We’ll sidestep the political rhetoric about the government telling people what they can and cannot buy as a result of the bulb phase-out, technically the Energy Independence and Security Act of 2007 signed by President George W. Bush.
Instead, we’ll try to help answer the question, “What should I buy right now?” Here’s what to consider, assuming you’re not hoarding the old incandescent bulbs, the last of which should start disappearing from store shelves early in 2014.
—Efficiency: If you care most about saving energy, and price is no object, buy LEDs. They are more efficient than CFLs and generally superior in quality.
—Quality: If you care most about light quality and performance, and money is no object, buy LEDs or halogen incandescents — and don’t be in a hurry to change out your existing incandescents. But remember that top quality is seldom needed in every socket.
—Frequency: Splurge on LEDs for lights you use often. Besides being more energy efficient than CFLs, they’re better than CFLs at being turned on and off frequently — something that shortens the life of compact fluorescents, says Dave Bisbee, a lighting expert with the Sacramento (Calif.) Municipal Utility District. That guest room closet light that you turn on six times a year for a few seconds? Don’t worry about the energy use of that bulb.
—Sockets: Where the bulb is used matters. “You can put a really good product in the wrong place and have bad results,” Bisbee says.

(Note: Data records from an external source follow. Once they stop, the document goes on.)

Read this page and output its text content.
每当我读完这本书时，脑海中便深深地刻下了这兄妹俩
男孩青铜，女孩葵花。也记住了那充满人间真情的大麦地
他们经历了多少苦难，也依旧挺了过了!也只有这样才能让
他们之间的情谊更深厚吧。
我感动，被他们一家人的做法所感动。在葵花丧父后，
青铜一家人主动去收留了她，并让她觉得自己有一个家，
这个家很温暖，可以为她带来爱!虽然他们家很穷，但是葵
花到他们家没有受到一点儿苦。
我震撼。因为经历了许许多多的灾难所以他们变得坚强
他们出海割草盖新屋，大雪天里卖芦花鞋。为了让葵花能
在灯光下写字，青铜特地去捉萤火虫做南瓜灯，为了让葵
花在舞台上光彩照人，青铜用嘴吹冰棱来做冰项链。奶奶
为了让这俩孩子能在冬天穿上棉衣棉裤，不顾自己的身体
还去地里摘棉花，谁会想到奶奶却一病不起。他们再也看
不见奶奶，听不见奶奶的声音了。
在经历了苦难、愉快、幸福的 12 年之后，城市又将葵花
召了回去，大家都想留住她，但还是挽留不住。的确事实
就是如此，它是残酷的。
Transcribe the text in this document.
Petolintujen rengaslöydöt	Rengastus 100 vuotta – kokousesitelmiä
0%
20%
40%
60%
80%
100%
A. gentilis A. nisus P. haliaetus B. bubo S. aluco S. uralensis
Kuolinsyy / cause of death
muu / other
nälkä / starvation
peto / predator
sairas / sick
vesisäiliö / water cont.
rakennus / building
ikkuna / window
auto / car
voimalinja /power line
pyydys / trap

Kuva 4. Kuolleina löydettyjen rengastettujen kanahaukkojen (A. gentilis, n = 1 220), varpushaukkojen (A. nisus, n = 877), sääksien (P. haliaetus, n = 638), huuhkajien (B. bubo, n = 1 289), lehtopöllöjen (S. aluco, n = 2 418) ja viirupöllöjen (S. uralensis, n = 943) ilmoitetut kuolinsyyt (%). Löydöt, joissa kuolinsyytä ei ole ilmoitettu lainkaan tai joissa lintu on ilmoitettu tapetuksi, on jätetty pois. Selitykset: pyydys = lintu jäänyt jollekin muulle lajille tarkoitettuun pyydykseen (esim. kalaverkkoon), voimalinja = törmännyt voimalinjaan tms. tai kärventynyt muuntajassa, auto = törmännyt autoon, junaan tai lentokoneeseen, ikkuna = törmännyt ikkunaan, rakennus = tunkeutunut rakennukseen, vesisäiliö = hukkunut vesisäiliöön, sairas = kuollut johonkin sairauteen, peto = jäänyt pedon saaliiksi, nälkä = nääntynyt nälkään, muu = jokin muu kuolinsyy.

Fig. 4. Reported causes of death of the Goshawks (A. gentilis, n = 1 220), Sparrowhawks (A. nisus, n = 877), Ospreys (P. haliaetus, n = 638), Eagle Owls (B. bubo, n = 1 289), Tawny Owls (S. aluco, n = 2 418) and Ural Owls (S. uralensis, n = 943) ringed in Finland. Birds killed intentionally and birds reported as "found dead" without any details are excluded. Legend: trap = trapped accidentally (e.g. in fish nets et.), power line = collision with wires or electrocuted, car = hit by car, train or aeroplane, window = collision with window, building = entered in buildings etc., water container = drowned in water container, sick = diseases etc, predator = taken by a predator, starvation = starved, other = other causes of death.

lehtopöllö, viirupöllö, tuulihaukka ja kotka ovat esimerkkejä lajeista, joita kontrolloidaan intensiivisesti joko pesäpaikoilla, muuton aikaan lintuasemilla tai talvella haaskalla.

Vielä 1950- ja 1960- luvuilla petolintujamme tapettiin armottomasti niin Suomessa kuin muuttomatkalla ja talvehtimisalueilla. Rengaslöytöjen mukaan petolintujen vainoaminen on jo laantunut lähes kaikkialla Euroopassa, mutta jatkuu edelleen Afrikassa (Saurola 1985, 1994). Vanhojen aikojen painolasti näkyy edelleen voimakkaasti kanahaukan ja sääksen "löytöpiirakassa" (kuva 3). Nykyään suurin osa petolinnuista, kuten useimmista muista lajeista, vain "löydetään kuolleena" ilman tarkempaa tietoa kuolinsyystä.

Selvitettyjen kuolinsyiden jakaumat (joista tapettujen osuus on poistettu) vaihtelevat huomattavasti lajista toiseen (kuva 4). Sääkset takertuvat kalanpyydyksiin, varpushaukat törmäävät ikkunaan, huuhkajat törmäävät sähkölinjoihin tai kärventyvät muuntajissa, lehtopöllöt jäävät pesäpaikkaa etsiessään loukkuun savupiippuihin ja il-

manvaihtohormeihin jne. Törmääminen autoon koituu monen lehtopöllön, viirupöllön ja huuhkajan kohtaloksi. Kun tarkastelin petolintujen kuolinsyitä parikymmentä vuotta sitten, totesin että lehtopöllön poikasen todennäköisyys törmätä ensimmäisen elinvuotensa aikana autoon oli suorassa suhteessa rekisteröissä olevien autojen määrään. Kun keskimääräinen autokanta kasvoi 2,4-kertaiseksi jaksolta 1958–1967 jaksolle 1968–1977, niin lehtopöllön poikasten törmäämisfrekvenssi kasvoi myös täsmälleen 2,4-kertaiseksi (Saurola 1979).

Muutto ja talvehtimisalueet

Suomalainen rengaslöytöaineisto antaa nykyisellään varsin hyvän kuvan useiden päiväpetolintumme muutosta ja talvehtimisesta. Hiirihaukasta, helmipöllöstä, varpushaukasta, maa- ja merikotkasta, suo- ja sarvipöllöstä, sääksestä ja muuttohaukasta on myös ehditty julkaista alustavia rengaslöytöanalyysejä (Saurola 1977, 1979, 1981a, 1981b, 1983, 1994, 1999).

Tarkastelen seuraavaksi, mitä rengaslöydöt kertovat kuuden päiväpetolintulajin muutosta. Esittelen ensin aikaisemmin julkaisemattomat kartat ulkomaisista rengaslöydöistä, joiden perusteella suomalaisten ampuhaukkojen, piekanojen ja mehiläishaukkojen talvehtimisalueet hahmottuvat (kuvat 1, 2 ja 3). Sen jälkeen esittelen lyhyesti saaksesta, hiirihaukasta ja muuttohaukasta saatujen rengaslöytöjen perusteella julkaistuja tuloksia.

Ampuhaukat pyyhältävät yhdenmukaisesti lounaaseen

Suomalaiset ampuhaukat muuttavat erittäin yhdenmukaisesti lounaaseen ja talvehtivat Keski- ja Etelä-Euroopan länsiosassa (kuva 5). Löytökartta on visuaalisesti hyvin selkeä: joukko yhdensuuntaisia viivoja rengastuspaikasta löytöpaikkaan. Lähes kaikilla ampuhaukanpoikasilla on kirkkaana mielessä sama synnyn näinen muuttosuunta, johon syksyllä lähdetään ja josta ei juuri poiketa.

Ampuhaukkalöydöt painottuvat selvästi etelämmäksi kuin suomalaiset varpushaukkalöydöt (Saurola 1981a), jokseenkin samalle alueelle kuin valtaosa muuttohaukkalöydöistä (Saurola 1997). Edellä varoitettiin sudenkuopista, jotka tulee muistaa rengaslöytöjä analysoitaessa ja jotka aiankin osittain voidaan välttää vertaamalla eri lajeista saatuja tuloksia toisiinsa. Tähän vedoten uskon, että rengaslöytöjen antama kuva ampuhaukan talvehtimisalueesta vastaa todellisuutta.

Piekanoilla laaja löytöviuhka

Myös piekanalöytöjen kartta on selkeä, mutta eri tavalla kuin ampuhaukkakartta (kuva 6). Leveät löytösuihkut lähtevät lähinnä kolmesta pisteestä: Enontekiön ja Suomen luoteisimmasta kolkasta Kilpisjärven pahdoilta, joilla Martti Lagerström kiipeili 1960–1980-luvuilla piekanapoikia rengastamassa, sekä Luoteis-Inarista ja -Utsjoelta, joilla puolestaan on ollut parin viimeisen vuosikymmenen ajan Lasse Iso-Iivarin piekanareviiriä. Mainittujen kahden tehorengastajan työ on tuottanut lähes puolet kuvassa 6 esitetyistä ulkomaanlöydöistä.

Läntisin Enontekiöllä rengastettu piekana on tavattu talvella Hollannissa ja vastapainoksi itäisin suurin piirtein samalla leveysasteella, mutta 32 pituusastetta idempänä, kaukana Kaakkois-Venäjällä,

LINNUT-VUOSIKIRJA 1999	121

Consider splurging for LEDs for outdoor lights in cold climates. Similarly, CFLs in closets and dark hallways are not ideal, because many don’t come to full brightness right away.
“What is the environment like where the bulb is going to be used, and how much time is somebody going to use it?” says Pamela Price, a retail marketing manager at Osram Sylvania.
—Accessibility: Hard-to-reach places — those that require a ladder, for example — are ideal for long-lasting bulbs, like CFLs and LEDs, because you replace them less often, cutting hassle.
—Experiment: Learn your preferences by buying a single CFL or LED to see how you like it in various sockets.